All of the above information from the State, along with my own personal experience, indicate grouse were extirpated (removed, gone) from Lorain County quite some time ago. Remnant populations did exist in suitable habitat in Cuyahoga county and Lake county until the late 1980's, but geographically this area borders what was once excellent grouse areas of Geauga county. I've never known there to be any grouse in Lorain County, even when the overall state population was "high". 

I assume you have ruled out hen pheasants as being what you saw since most people are familiar with those. But I'm wondering if possibly some Hungarian partridge, or some similar liberated game bird is what you saw. 

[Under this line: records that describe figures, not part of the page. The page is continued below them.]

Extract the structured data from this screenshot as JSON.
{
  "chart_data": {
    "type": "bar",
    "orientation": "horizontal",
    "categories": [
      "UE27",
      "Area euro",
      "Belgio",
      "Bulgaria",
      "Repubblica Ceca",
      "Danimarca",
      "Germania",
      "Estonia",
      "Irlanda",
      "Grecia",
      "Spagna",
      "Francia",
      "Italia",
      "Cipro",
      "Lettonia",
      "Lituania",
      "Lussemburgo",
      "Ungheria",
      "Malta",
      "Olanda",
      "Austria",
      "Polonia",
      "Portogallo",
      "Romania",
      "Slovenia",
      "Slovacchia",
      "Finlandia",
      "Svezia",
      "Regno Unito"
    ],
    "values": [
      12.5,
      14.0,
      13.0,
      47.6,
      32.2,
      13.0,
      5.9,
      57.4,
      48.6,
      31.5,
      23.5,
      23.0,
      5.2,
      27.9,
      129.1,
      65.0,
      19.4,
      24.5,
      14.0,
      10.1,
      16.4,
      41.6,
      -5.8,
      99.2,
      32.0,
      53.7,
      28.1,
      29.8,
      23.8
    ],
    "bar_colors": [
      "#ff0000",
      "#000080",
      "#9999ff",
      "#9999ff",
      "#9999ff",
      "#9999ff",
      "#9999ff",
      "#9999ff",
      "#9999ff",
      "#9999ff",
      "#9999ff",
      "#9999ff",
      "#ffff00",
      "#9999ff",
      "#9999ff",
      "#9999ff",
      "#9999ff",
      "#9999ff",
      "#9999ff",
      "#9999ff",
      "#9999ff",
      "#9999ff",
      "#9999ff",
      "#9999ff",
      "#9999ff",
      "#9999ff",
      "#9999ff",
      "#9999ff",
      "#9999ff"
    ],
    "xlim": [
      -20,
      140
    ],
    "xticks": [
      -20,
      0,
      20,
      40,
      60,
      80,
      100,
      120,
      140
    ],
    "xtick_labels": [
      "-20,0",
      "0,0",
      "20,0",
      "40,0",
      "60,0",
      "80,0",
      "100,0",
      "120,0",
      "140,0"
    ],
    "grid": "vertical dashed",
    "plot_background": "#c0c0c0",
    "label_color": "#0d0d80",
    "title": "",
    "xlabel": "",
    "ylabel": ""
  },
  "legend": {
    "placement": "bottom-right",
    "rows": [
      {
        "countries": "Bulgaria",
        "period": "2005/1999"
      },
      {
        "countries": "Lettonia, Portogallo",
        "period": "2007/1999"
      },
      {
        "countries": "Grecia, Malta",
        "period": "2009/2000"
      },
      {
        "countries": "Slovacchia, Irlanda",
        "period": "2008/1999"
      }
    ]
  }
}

The above said, not second guessing you, if you saw a grouse then you saw it. I just know how hard it is to find even 1 in places where 20 years ago I could find 25. And I never could find 25, nor even 1, in Lorain County

If you get pics or video I'd be interested to see as well knowing which township (by Private Message maybe?). 

Very interesting thanks for sharing!


----------



## LilSiman/Medina (Nov 30, 2010)

FSZ said:


> The state has done annual hunting surveys on grouse since 1972. There has also been an annual spring drumming survey.
> 
> I have been a ruffed grouse hunting cooperator for the state since 1986. I hunted grouse every year from that time until January 2010. From 86 to 06 I probably hunted 2000 hours. I presently do not hunt grouse in Ohio. During this time in lived in western Cuyahoga county.
> 
> ...



I am a very inexperience hunter/outdoorsman and there is a high possibility that I didn't see grouse. In my mind I thought they were, and after doing some research and seeing what you've just said most likely not grouse. Whatever it was... looked very much like a grouse. I've kicked up probably 50 grouse in southern Ohio shed hunting, deer hunting, turkey hunting etc.. too me that's what it looked like.


----------



## FSZ (Mar 12, 2009)

Never know. If you get a trail cam pic or vid I would love to take a look at it.


----------